Emil Svanängen has always been more adept at texture than hooks. Even upbeat songs, like “Airport Surroundings,” from 2009’s Dear John drift into kraut-like hypnosis, the insistence of the rhythm overrunning Svanängen’s hushed croon.

This isn’t to discount Svanängen’s work as Loney Dear outright, but rather to acknowledge the crucial difference that makes the frequent comparisons to artists like Jens Lekman ring a bit hollow. This is especially true on Hall Music, Loney Dear’s third properly released full-length (not counting the three albums Svanängen self-released before getting picked up by Sub Pop for Loney Dear’s stateside debut, 2007’s Loney, Noir).

Where Dear John hinted at cinematic grandeur and prayer-like melody, Hall Music is a spacious and somber affair. Opener “Name” is tender and earnest, buoyed by a wordless chorus and vocal echoes that recall Arthur Russell’s landmark World of Echo.

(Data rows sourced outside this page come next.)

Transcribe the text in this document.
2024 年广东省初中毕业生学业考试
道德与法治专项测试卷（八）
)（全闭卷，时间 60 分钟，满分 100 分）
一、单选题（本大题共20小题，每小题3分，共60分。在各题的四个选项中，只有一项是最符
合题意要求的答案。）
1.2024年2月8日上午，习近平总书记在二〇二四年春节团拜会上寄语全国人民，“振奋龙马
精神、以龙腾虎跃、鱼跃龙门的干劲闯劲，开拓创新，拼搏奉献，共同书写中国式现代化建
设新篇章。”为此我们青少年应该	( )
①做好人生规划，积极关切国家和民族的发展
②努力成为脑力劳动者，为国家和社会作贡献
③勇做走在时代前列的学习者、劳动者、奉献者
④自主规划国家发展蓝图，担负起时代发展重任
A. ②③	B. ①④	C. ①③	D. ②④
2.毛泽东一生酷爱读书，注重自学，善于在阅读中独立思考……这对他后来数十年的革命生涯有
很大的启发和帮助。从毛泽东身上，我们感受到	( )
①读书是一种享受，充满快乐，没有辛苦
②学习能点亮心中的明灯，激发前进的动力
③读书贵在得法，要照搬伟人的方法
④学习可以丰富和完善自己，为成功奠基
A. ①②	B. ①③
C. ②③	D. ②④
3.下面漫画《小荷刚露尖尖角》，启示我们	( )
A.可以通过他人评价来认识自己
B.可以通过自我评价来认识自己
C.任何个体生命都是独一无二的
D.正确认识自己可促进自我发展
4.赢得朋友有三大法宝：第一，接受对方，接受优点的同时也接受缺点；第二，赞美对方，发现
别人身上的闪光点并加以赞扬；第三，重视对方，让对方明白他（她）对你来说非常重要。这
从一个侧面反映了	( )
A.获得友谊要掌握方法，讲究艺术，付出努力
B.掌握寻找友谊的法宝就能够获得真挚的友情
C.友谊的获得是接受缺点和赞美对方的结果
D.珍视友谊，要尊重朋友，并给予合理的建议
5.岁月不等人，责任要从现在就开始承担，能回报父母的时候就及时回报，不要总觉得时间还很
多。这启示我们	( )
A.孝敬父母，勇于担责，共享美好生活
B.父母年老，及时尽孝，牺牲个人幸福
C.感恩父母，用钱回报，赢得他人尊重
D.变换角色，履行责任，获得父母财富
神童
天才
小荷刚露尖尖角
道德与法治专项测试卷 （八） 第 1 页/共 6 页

Like Russell, Svanängen has never shied from a studious approach to pop music. Svanängen might lack the cunning storytelling of a Belle and Sebastian or the orchestral bombast of a Sufjan Stevens. Listening to Loney Dear is an exercise in sound-appreciation. And, with Svanängen rarely leaving his voice’s warm, whispery comfort zone, it’s sometimes a bit of a dreary exercise, too.

Songs like “Young Hearts,” a smoldering piano ballad draped in warm reverb, hint at the sort of cavernous ballads Band of Horses have successfully mined. But where Ben Bridwell might’ve let the song swell into a chorus as big as the tides, Svanängen lets his voice drift into the open space his arrangements create. He comes closer on “Drumroll,” but still finds himself muffled by a cavalcade of horns. The rush of sound is welcome, but Svanängen seems to be falling behind it, not leading it.

The album ends on a highlight, though. “What Have I Become?” finds Svanängen taking a backseat to vocalist Malin Ståhlberg, whose voice sweeps a range from warm and mellow to piercing. It’s little surprise that the song’s arrangement is Hall Music’s most rhythmically engaged, pushing polyrhythmic percussion against driving keys and gliding streams of brass and strings. “In a land with a thousand seasides/ I never really learned to swim at all,” Ståhlberg sings, before resolving “I really don’t care no more,” as if resignation were its own catharsis. Here, Svanängen doesn’t sacrifice the spacious production of Hall Music’s preceding 10 tracks, but he benefits from the sudden swell in activity.

At the end of a spare, politely hushed and flatly paced LP, “What Have I Become?” strikes like an alarm clock—but one worth waking up for.